Journal of Education and Development

This research presents a novel multi-scale paramorphic kernel learning framework (MPKLA) that is designed to enable autonomous, context-adaptive STEM learning for electrical and renewable energy topics. By employing distributed multi-agent kernel cores, recursive kernel reweighting, and entropy-guided abstraction modulation, this system dynamically adapts instructional content and sequencing based on the specific cognitive state of individual learners. Concept learning history is maintained in persistent memory buffers to facilitate individualized reinforcement and remediation in asynchronous, informal environments. Grounded in a physics-informed knowledge graph, the system offers epistemic coherence and domain consistency at multiple levels of abstraction. Evaluated across multiple, underrepresented student groups in community and laboratory implementations, MPKLA demonstrated a 45% rate increase in concept recall, a 3.2× improvement in student-led project completion, and sustained 68% learner interest over 12 weeks.
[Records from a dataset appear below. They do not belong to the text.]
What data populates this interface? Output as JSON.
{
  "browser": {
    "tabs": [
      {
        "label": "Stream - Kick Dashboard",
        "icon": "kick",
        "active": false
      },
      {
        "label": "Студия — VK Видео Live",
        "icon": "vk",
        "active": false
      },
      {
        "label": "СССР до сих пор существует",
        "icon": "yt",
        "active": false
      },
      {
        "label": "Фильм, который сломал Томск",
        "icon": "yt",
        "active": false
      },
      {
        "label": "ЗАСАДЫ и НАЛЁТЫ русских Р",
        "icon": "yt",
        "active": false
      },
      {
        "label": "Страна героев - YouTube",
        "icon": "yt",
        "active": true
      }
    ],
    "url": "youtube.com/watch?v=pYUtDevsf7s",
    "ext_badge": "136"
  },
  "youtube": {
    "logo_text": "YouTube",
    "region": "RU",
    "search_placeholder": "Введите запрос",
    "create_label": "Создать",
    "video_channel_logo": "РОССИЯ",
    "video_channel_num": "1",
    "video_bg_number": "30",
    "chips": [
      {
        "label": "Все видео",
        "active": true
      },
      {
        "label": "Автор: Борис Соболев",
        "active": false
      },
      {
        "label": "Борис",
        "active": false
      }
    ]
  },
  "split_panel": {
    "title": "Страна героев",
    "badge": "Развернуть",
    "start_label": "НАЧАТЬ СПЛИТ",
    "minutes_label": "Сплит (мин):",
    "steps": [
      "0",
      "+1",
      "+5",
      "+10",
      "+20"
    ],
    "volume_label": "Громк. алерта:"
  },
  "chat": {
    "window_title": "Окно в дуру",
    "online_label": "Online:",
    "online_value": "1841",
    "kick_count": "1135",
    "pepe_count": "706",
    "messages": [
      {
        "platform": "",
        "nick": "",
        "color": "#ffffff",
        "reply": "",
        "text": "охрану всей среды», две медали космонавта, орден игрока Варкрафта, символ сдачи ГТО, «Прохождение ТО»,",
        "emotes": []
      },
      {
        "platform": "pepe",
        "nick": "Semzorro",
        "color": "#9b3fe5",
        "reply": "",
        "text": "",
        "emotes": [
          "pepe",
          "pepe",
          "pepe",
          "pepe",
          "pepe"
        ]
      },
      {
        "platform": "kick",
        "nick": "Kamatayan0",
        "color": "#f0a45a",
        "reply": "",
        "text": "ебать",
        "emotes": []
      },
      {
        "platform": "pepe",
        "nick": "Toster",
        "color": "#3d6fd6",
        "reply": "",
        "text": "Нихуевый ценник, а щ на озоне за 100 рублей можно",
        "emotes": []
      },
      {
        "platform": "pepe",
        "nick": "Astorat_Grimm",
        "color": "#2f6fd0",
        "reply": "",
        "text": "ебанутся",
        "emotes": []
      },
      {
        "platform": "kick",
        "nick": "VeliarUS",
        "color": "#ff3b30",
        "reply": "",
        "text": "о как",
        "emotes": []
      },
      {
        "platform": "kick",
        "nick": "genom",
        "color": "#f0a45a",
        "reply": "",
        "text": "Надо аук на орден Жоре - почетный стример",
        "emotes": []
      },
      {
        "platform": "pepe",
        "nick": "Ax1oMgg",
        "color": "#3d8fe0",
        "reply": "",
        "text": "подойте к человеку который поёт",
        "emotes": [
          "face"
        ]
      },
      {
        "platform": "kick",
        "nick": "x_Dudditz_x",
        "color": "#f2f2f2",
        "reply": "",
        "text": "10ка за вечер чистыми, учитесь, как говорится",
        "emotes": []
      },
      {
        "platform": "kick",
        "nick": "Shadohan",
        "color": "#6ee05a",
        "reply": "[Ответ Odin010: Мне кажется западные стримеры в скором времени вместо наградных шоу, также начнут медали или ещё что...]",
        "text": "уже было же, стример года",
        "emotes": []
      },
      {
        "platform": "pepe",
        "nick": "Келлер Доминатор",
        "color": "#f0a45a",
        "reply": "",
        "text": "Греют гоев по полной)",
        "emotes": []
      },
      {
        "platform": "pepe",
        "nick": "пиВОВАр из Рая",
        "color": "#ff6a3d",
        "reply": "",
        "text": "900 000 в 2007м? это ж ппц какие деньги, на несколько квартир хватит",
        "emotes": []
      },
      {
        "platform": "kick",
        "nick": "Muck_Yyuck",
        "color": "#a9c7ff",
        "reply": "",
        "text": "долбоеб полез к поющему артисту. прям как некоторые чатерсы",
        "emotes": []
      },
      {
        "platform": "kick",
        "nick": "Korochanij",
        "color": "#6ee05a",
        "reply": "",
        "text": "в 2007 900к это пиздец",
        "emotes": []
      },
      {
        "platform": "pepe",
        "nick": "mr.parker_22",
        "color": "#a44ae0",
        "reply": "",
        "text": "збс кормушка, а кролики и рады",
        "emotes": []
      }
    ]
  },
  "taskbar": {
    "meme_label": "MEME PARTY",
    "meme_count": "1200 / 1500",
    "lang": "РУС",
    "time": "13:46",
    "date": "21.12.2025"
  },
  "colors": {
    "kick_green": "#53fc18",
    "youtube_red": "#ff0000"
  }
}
These results emphasize the effectiveness of this architecture in delivering scalable, culturally sensitive, and high-fidelity STEM education without human interaction. The paper also discusses system deployment, statistical validation, and longitudinal deployment settings, informal education problem-solving, cultural adaptation, and learning assessment. MPKLA provides an extensible blueprint for inclusive, technology-driven workforce development in clean energy sectors, fueling inclusive participation and expertise in advanced technical fields.